Take a look at this piece by David Brooks, a columnist with The New York Times. He describes a political culture in which entitlement spending is enacted without regard to seemingly dangerous costs. According to Brooks, some politicians do try to make everyone aware of these dangers, but to no avail:
"They bombard you with alarming statistics about unsustainable entitlements. The U.S. government has $43 trillion in unfunded liabilities, or $350,000 for every taxpayer. Standard & Poor’s projects that in 2012, the U.S. will lose its AAA bond rating."
Shouldn't statistics like these be enough to scare Congress into passing only entitlements whose costs are sustainable? Alas, no. Instead, Congress continues to enact plans, the latest being the expansion of the State Children's Health Insurance Program (S-Chip), that will consume vast resources today and unimaginable resources tomorrow. To accomplish this, they engage in every trick they can to hide, obscure or defer the costs.

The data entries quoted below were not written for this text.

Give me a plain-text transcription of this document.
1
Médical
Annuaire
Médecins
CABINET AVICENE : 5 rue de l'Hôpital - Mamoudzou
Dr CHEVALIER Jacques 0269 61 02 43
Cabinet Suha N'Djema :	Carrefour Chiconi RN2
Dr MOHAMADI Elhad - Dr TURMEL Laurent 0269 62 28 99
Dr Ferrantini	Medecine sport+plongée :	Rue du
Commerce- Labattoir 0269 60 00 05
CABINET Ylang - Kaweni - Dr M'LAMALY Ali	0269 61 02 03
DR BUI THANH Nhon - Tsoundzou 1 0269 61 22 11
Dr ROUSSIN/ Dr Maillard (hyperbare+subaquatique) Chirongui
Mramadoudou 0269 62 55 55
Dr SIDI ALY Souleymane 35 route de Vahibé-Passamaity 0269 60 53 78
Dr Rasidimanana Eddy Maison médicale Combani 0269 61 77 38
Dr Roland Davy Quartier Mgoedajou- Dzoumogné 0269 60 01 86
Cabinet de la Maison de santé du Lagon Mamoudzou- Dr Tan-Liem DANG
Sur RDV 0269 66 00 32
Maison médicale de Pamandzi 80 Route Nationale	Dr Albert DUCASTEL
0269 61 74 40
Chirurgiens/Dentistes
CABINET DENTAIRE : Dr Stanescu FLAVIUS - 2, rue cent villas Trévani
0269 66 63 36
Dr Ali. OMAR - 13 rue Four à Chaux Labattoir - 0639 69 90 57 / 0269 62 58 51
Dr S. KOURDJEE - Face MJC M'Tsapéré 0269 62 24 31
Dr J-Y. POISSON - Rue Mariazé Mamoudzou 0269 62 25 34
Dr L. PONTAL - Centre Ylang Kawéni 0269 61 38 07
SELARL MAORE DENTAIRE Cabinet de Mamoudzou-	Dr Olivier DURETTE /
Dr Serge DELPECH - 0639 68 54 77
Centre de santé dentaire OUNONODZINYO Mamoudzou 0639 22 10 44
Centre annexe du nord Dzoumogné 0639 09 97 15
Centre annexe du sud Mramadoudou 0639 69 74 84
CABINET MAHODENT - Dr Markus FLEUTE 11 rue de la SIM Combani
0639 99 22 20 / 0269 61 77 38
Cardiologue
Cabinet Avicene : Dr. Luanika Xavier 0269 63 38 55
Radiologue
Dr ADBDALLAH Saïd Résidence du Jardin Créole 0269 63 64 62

The problem is that there is no strong mechanism in place to force a linkage between spending and taxation. And the reason there isn't is that self-interested voters (who want expensive programs) and politicians (who want to attract votes by passing expensive programs) simply don't want the pain of higher taxes. Who can blame them? It's human nature.
All of us - from ordinary citizens to the mightiest politicians - need to step back and recognize the seriousness of this problem. Once we do, we will have the willpower to require that new spending be paid for by broad and obvious increases in taxation. Once this happens, total spending will be limited by the amount of taxes the majority of voters will support.